Queens Residents Say “No” To Community Jails

Local Residents Protesting Proposed Kew Garden Jail
Local Residents Protesting Proposed Kew Garden Jail. Photo Credit Naeisha Rose.

Over the weekend hundreds were at the steps of Queens Borough Hall in Kew Gardens chanting “hell no de Blasio” out of anger and opposition to the mayor’s proposal to open a community prison near Queens Criminal Court.

Mayor Bill de Blasio first announced his plan to shut down Rikers Island and to build four smaller borough-based jails in 2017.

Queens District Attorney candidate Greg Lasak. Photo credit Naeisha Rose.

Queens District Attorney candidate Greg Lasak, a former Supreme Court judge who left his post last September after 15 years, was at the April 13th rally. 

“I am in favor of closing Rikers to rebuild it on Rikers Island,” said Lasak to applause. “When we were brought up we were taught different proverbs in grammar school and the one that fits this is haste makes waste.”

The borough-based jails were estimated to cost approximately $11 million, according to the Lippmann Commission, the independent criminal justice and incarceration reform group.

Lasak believes that the jails might end up costing more.

“I’ve been told that the plan from that the Lippmann Commission is going to cost $33 billion over 10 years,” said Lasak.

In 2017, days after the mayor’s announcement to close Rikers, the Lippmann Commission released its “A More Just NYC” blueprint suggesting that closing the East River prison complex would help with decarceration and save the city $1.3 billion annually.

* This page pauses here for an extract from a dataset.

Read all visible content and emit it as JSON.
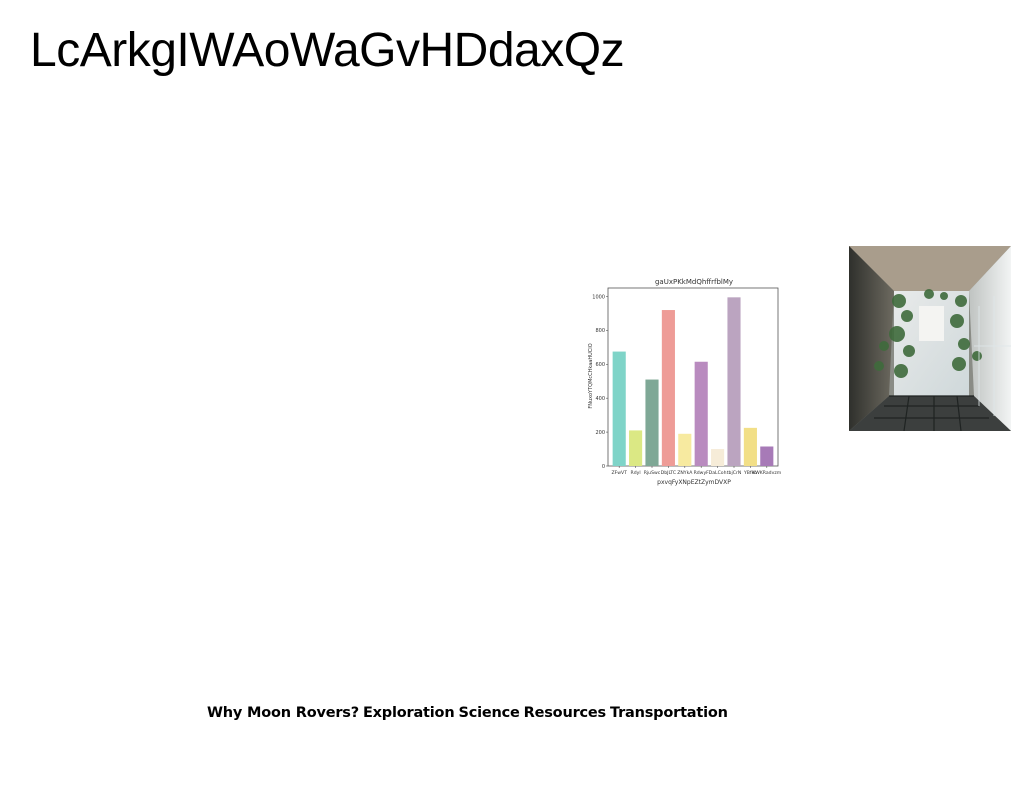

“There is a rush here to do something to fulfill an ill-conceived plan that was not thought out properly with obviously no involvement of the community,” said Lasak.

Many residents of Kew Gardens and nearby neighborhoods said they weren’t aware of the jail being placed in the area until August 2018.

The plan to build a community-based jail in Queens calls for using an underutilized parking lot and knocking down a detention center that laid dormant for over a decade at 126-02 82nd Ave.

The proposed jail is expected to be 27-stories, 1.3 million square feet and will hold 1,437 inmates, according to initial outlines.

“I know that there are two facilities on Rikers Island that are vacant,” said Lasak. “My proposal is to build a state-of-the-art facility on Rikers Island.”

One of the reasons for the blowback in Kew Gardens are the four local schools that are a few blocks away from the proposed jail.

“My granddaughter goes to P.S. 99, which is right around the corner,” said Debbie McGirt who traveled from Laurelton to the rally. “This is a community where you have a lot of children.”

P.S. 99 is located at 82-34 Kew Gardens Rd., and the other schools include The Kew-Forest School at 119-17 Union Turnpike, Ezra Academy at 119-45 Union Turnpike and the Archbishop Molloy High School at 83-53 Manton St.

“There are plenty of places in Queens that this construction could take place,” said McGirt. “I’m here to support that school. She’s been there since kindergarten and now she is in the fifth grade.”

Donghui Zang, a Forest Hills resident, protesting proposed Kew Gardens prison as part of Mayor’s plan to close Riker’s Island and open borough-based detention centers. Photo/Naeisha Rose.

Donghui Zang, a Forest Hills resident, doesn’t like the idea of New York’s image becoming associated with jails that are as tall as high-rises. He also took issue with the facilities coming with retail space.

“When tourists come to New York City they won’t think the Empire State Building or the World Trade Center, but they will be thinking about these skyscraper prisons, so that is number one,” said Zang. “I talked to the residents here and they said, ‘what the hell, what kind of idea is that? We don’t want businesses related to criminals.”

City Council Member Karen Koslowitz
Evan Boccardi, local Kew Garden resident and now candidate to unseat City Councilwoman Karen Koslowitz. Photo Credit Naeisha Rose.

Councilwoman Karen Koslowitz (D-Forest Hills) support of the prison left one resident so upset that he decided to announce that he will run for her District 29 seat.

“I’m disrupting my life because sitting on the sidelines no longer cuts it apparently,” said Evan Boccardi, an engineer. “I announce today the core message of my campaign – if there is a structure to be built here it should have one purpose – affordable housing for seniors, our veterans and the disabled. The community is being priced out. My campaign slogan is a simple one: homebound.”

Boccardi, 27, is a Forest Hills resident who was raised in Bayside.

“This whole neighborhood is our home and this is why I am running,” said Boccardi.